Findings under the Personal Information Protection and Electronic Documents Act (PIPEDA)

PIPEDA Case Summary #2003-217

A telecommunications company requires two pieces of identification from a subscriber

[Principles 4.3.3, 4.4 of Schedule 1; subsection 5(3)]

Complaint

An individual complained that a telecommunications company required that he provide two pieces of identification when he applied for a second residential phone line to be installed.

Summary of Investigation

When the complainant applied for a second residential phone line to be installed, the representative of the telecommunications company asked him to provide two pieces of identification. According to the company, when a new phone service or an additional service is requested by a subscriber, as was the case here, the company's standard procedure is to inform the individual that he or she must provide these pieces of identification to confirm his or her identity. Examples of acceptable pieces of identification include: birth certificate, driver's licence number, health card number or Social Insurance Number. The telecommunications company considers its clients to be credit worthy for phone services and retains a file of all of its users. The pieces of identification that are provided are therefore compared to those that are included in the file to ensure that they correspond.

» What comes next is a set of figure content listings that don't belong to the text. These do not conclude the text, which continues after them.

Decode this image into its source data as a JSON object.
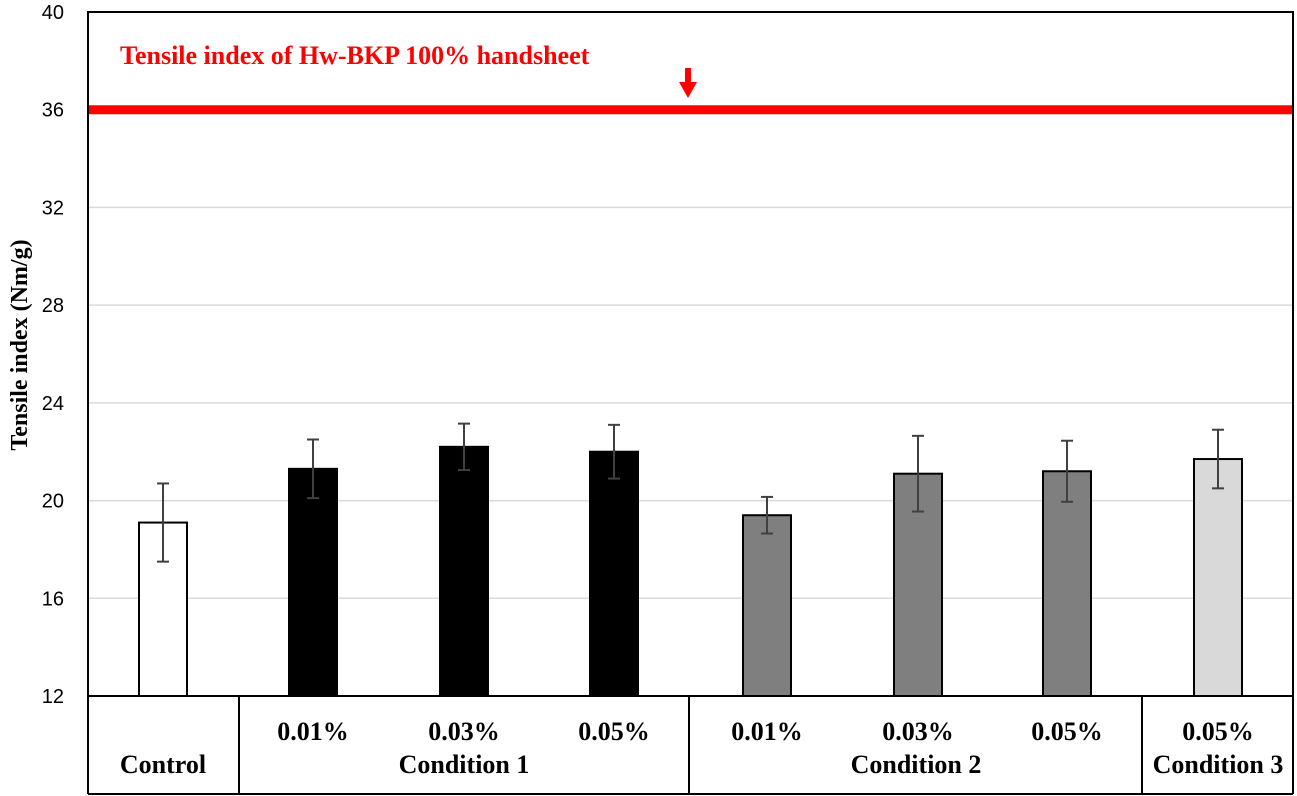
{
  "chart_data": {
    "type": "bar",
    "ylabel": "Tensile index (Nm/g)",
    "ylim": [
      12,
      40
    ],
    "yticks": [
      "12",
      "16",
      "20",
      "24",
      "28",
      "32",
      "36",
      "40"
    ],
    "grid": true,
    "bars": [
      {
        "label": "Control",
        "group": "",
        "value": 19.1,
        "err": 1.6,
        "color": "#ffffff"
      },
      {
        "label": "0.01%",
        "group": "Condition 1",
        "value": 21.3,
        "err": 1.2,
        "color": "#000000"
      },
      {
        "label": "0.03%",
        "group": "Condition 1",
        "value": 22.2,
        "err": 0.95,
        "color": "#000000"
      },
      {
        "label": "0.05%",
        "group": "Condition 1",
        "value": 22.0,
        "err": 1.1,
        "color": "#000000"
      },
      {
        "label": "0.01%",
        "group": "Condition 2",
        "value": 19.4,
        "err": 0.75,
        "color": "#7f7f7f"
      },
      {
        "label": "0.03%",
        "group": "Condition 2",
        "value": 21.1,
        "err": 1.55,
        "color": "#7f7f7f"
      },
      {
        "label": "0.05%",
        "group": "Condition 2",
        "value": 21.2,
        "err": 1.25,
        "color": "#7f7f7f"
      },
      {
        "label": "0.05%",
        "group": "Condition 3",
        "value": 21.7,
        "err": 1.2,
        "color": "#d9d9d9"
      }
    ],
    "groups": [
      "Control",
      "Condition 1",
      "Condition 2",
      "Condition 3"
    ],
    "reference_line": {
      "value": 36,
      "label": "Tensile index of  Hw-BKP 100% handsheet",
      "color": "#ff0000"
    }
  }
}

During the investigation, the complainant indicated that the company representative had told him that the purpose of collecting the information was to confirm his identity. However, he said that he had been told that he could provide only two types of identification: his driver's licence and his health card. He refused to provide the requested information and cancelled his application for a second residential phone line.

Commissioner's Findings

Issued August 5, 2003

Jurisdiction: As of January 1, 2002, the Personal Information Protection and Electronic Documents Act (the Act) applies to any federal work, undertaking or business. The Commissioner had jurisdiction in this case because the telecommunications company is a federal work, undertaking or business as defined in the Act.

Application: Principle 4.3.3 of Schedule 1 of the Act stipulates that an organization shall not, as a condition of the supply of a product or service, require an individual to consent to the collection, use or disclosure of information beyond that required to fulfil the explicitly specified, and legitimate purposes. Principle 4.4 indicates that the collection of personal information shall be limited to that which is necessary for the purposes identified by the organization. Information shall be collected by fair and lawful means. Finally subsection 5(3) of the Act stipulates that an organization may collect, use or disclose personal information only for purposes that a reasonable person would consider are appropriate in the circumstances.

In similar cases against the company, the Commissioner has already established that a reasonable person would find that the organization collects personal information properly in order to verify the consumer's identity or to confirm a potential client's credit standing. He therefore found that the collection of information was not unreasonable and that the company respected Principle 4.3.3 of Schedule 1 and subsection 5(3) of the Act.

Moreover, the Commissioner indicated that companies that collect information for the purpose of a credit check or to confirm identity must limit the collection to information that is necessary for the purposes identified by the organization, as mentioned in Principle 4.4 of Schedule 1 of the Act. The investigation revealed that the company asked for two pieces of identification and the Commissioner believed that because of this, it limited its collection of information that was necessary, thus complying with Principle 4.4 of Schedule 1 of the Act.

The Commissioner found that the complaint was not well-founded.